徒然草の第4段「後の世の事 心に忘れず」はとても短いため、第5段「不幸にして愁に沈める人の」と合わせて掲載します。
第4段 後の世の事
後の世の事 心に忘れず
後の世の事を、心に忘れず
仏の道 うとからぬ 心にくし
仏の道について、疎くならない生き方は奥ゆかしい
<徒然草・第4段 了>
第5段 不幸にして愁に沈める人の
不幸にして愁(うれい)に沈める人の
予期せぬ不幸に見舞われて、悲しみに沈んでいる人が
頭(かしら)降ろしなど
髪を降ろして僧になるなどの
ふつつかに 思い取りたるにはあらで
浅はかな、思いに至るのではなく
有るか無きかに 門(かど)さしこめて
いるかいないのかわからないように、屋敷の門を閉ざして
待つこともなく 明し暮らしたる
世の中に期待することもなく、暮らしている
さるかたに あらまほしき
そんな風に、ありたいものである
顕基(あきらもと)中納言の言けん
源顕基(※)中納言が言ったように
※後一条天皇の下で権中納言となるが、天皇崩御により出家し、山寺でひっそり暮らした。
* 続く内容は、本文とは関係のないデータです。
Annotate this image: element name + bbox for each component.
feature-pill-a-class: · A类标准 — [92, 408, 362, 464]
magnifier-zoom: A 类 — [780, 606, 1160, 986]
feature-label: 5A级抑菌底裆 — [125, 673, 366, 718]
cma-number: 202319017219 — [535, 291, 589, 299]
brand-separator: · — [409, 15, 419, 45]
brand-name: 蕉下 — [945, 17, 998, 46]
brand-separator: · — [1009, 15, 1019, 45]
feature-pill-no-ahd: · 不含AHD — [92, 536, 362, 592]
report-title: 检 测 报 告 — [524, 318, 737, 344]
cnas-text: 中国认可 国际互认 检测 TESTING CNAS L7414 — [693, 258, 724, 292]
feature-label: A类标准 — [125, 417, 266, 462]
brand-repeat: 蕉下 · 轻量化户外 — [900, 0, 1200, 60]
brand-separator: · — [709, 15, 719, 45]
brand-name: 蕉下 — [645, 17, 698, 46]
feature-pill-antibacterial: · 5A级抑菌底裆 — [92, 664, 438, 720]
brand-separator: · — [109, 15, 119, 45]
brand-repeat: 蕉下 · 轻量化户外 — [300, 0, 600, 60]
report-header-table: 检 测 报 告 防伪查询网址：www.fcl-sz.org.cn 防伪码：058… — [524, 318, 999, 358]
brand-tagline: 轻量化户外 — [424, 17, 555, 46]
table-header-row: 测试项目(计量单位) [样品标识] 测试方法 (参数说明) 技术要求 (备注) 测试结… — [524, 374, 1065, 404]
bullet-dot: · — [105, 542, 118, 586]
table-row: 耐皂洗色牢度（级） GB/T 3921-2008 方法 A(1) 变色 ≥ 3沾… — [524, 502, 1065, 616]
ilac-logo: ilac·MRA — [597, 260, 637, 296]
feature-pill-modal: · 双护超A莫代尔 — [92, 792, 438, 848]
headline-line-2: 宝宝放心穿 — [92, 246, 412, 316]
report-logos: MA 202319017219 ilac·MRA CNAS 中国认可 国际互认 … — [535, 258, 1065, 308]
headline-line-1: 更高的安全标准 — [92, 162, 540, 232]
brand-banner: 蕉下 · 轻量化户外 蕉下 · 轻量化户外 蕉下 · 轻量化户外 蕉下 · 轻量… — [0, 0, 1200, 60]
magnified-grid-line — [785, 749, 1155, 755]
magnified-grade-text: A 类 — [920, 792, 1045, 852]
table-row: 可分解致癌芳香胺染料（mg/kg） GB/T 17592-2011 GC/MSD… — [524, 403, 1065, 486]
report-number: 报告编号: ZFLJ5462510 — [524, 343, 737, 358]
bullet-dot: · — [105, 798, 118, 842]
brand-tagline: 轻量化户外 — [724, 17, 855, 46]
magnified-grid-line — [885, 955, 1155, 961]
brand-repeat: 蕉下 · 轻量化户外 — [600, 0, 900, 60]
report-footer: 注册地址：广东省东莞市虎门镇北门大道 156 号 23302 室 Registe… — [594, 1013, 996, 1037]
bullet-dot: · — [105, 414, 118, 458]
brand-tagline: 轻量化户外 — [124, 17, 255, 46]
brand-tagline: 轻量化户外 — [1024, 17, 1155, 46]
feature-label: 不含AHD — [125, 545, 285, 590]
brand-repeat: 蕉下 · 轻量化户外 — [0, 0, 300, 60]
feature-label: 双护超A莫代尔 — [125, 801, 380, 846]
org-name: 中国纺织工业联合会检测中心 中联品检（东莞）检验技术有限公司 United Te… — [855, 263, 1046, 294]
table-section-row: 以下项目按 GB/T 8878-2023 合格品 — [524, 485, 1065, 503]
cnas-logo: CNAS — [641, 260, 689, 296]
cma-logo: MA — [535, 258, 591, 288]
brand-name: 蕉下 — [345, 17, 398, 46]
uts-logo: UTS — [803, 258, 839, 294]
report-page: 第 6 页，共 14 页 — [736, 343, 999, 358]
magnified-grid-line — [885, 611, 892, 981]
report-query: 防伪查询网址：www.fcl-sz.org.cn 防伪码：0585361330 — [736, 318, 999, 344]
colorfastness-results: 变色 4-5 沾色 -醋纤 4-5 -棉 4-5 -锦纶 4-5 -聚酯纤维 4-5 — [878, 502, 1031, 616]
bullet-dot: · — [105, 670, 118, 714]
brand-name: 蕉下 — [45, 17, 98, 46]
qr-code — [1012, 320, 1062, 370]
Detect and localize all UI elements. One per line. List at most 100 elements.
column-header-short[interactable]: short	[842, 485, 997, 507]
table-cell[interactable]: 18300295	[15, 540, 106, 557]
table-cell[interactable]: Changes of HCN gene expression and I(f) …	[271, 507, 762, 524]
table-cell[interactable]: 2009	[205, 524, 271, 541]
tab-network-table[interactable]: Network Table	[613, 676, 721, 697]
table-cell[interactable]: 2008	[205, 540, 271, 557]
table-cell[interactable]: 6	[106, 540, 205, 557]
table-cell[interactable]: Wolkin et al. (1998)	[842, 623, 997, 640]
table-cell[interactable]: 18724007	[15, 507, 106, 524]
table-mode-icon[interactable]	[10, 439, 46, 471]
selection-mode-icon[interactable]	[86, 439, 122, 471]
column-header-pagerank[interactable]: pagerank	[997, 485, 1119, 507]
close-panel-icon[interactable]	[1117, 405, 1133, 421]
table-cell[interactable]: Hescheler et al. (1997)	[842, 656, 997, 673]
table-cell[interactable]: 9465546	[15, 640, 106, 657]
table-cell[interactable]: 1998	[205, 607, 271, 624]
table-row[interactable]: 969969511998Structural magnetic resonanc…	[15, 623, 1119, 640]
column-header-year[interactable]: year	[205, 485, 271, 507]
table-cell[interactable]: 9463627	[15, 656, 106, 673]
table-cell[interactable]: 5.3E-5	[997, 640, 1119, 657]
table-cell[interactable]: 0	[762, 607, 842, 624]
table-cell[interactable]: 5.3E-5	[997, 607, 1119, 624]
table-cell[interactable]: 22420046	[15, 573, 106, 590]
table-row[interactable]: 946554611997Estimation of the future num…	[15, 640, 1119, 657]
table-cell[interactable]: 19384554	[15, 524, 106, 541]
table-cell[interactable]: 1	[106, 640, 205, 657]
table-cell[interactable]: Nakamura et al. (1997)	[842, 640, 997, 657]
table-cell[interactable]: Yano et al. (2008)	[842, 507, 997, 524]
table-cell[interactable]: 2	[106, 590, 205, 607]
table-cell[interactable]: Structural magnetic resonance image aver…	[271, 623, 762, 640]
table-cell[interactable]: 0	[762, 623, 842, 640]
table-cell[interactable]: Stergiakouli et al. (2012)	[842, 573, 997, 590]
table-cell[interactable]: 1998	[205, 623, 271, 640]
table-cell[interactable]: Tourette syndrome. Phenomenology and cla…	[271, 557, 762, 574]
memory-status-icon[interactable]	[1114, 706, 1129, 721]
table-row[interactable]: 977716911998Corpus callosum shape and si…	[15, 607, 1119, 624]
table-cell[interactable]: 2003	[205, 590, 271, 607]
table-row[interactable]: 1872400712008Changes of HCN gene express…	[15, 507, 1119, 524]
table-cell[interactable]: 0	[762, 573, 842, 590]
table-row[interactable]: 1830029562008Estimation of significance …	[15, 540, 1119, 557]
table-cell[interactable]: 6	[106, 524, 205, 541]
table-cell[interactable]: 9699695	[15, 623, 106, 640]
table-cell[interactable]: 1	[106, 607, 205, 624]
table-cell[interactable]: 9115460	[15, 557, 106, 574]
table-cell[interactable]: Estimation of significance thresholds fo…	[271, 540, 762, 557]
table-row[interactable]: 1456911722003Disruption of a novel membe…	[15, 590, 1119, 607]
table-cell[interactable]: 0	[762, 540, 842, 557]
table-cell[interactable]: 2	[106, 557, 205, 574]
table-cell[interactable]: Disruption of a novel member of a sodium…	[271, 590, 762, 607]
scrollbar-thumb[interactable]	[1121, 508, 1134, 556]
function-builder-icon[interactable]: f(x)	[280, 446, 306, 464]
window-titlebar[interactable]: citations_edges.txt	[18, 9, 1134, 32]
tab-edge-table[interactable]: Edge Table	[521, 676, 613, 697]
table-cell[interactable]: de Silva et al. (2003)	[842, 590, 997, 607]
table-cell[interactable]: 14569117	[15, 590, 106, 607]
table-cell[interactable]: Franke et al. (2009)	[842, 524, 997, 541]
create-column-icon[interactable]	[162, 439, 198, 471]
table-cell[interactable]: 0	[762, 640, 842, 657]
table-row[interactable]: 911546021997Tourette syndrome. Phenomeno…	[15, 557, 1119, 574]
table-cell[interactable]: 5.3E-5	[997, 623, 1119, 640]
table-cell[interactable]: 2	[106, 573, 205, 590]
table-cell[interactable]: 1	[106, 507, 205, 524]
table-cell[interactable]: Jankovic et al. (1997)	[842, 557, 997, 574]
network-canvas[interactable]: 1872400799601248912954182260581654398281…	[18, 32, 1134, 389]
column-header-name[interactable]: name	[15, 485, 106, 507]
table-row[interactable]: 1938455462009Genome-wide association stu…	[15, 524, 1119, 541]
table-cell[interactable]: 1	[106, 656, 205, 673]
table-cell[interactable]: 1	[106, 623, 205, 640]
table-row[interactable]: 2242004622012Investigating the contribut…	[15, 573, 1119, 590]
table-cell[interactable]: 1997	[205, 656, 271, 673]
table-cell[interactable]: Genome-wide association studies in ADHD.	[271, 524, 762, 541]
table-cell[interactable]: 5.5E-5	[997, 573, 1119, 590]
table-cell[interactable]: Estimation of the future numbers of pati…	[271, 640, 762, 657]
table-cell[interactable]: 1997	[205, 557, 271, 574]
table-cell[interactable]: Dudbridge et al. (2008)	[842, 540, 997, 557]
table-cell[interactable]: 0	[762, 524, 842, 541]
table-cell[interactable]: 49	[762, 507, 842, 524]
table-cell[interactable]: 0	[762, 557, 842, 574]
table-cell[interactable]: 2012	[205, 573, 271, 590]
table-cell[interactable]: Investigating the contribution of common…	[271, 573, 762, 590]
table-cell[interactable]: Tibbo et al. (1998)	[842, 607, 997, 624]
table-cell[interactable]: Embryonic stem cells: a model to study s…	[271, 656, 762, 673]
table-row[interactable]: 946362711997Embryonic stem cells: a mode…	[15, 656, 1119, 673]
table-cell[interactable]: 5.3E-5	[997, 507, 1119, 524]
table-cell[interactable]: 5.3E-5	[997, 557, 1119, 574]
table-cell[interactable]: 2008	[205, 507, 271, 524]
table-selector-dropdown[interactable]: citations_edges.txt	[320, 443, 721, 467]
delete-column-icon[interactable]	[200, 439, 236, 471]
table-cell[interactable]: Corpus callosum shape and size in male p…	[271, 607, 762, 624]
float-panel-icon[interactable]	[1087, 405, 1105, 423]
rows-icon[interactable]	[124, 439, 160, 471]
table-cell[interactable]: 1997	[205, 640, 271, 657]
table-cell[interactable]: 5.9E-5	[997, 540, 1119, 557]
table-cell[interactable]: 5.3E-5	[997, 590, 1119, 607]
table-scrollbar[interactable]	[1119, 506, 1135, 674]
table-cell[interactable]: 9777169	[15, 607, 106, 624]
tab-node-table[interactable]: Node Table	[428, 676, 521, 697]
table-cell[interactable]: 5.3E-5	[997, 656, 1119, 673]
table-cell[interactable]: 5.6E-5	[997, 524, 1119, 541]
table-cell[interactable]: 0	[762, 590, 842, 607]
父である源俊賢は清少納言や紫式部が活躍した時代に、藤原公任・斉信・行成らと共に「一条朝の四納言」と称された。
配所の月 罪なくて見ん事(※)
流罪の地で見る月は、罪のない身で見てみたい
※これは源顕基が絶えず口にしていた言葉として伝えられる。源顕基の祖父、源高明は969年、藤原氏の陰謀により「安和の変」に連座して有罪になり、大宰府に左遷させられる。